DOJ launches second suit against UC, alleging antisemitism against UCLA students
The Robert F. Kennedy Department of Justice Building is pictured. The United States Department of Justice filed a lawsuit against the UC on Tuesday, alleging the University allowed discrimination against Jewish and Israeli UCLA students. (Zimo Li/Daily Bruin senior staff)
By Alexis Muchnik
May 26, 2026 6:08 p.m.
This post was updated May 26 at 6:26 p.m.
The United States Department of Justice is again suing the UC over alleged antisemitism, claiming that UCLA allowed discrimination against Jewish and Israeli students.
The 53-page complaint – filed Tuesday in the U.S. District Court for the Central District of California – alleges that the university allowed antisemitic protests on its campus following Palestinian political party and militant group Hamas’ Oct. 7, 2023, attacks on Israel, which killed about 1,200 people. The DOJ also filed a lawsuit against the UC in February, alleging that the University allowed a hostile environment for Jewish and Israeli employees following Hamas’ attacks.
The DOJ said in the lawsuit that the spring 2024 Palestine solidarity encampment at UCLA was antisemitic and excluded Jewish students. The lawsuit also claims the encampment blocked Jewish and Israeli people from entering academic buildings, but that the university did nothing to stop it.
Pro-Palestine protesters set up the encampment in Dickson Plaza to demand the University divest from companies associated with the Israeli military, which has since killed 70,000 Palestinians in its military offensive that began in October 2023. Organizers have denied the encampment was antisemitic, however, citing that it included Jewish people and celebrations of Jewish holidays.
UCLA declared the encampment unlawful April 30, 2024. Police swept the encampment May 2, 2024 – nearly a week after it was first established – and arrested more than 200 people.
The DOJ alleged in the lawsuit that UCLA’s Office of Equity, Diversity & Inclusion ignored more than 100 complaints about antisemitism and hostility toward Israeli students following Hamas’ attacks. The lawsuit includes multiple images of antisemitic statements written on signs and Royce Hall from the 2024 Palestine solidarity encampment.

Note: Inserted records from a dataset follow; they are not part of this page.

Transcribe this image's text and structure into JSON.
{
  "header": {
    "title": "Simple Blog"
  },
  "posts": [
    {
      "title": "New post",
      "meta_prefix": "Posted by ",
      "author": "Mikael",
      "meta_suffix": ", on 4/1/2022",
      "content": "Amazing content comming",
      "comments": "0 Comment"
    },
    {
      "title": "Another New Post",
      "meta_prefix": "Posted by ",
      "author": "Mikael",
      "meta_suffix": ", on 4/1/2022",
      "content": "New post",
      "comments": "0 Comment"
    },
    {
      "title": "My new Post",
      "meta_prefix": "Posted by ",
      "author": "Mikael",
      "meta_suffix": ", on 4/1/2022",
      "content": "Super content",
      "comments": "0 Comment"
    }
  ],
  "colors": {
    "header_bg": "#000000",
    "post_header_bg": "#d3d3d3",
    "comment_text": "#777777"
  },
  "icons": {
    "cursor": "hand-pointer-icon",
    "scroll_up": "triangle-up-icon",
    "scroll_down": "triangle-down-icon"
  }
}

Chancellor Julio Frenk denounced the DOJ’s claim that UCLA has not sought to address antisemitism in a Tuesday statement. UCLA has reorganized its Civil Rights office, hired an associate vice chancellor for campus and community safety and appointed a Title VI officer to combat antisemitism, Frenk added in the statement.
“Combating antisemitism is a moral imperative — one rooted, for me, in personal history that makes indifference unthinkable,” Frenk, whose Jewish paternal family fled Nazi Germany in the 1930s, said in the statement.
The DOJ cited findings from an October 2024 report from UCLA’s Task Force to Combat Antisemitism and Anti-Israeli Bias, which was founded in 2024. The Initiative to Combat Antisemitism – which UCLA Chancellor Julio Frenk created in March 2025 to implement the task force’s recommendations – released a May 14 report urging the university to consider a new definition of antisemitism, enforce anti-discrimination policies and ask faculty not to participate in anti-Israel boycotts.
President James Milliken said in an emailed statement that the lawsuit will not help the University’s efforts to address antisemitism.
“The Board of Regents and administrative leadership have been unequivocal: antisemitism has no place at the University of California,” he said in the statement. “We have instituted numerous systemwide reforms and programs to promote safety and combat antisemitism on our campuses.”
The department previously opened an investigation into the UC’s response to incidents of antisemitic harassment, discrimination, retaliation and abuse in violation of Title VI of the Civil Rights Act of 1964 – which prohibits discrimination on the basis of race, color and national origin – on May 9, 2025.
The DOJ requested in the complaint that UCLA revise its discrimination policies to ensure the university properly addresses Jewish and Israeli students’ harassment or discrimination complaints.
“The Department of Justice calls UCLA to account for its toleration of the equally appalling hostile educational environment against its Jewish and Israeli students,” Assistant Attorney General Harmeet Dhillon said in a Tuesday press release.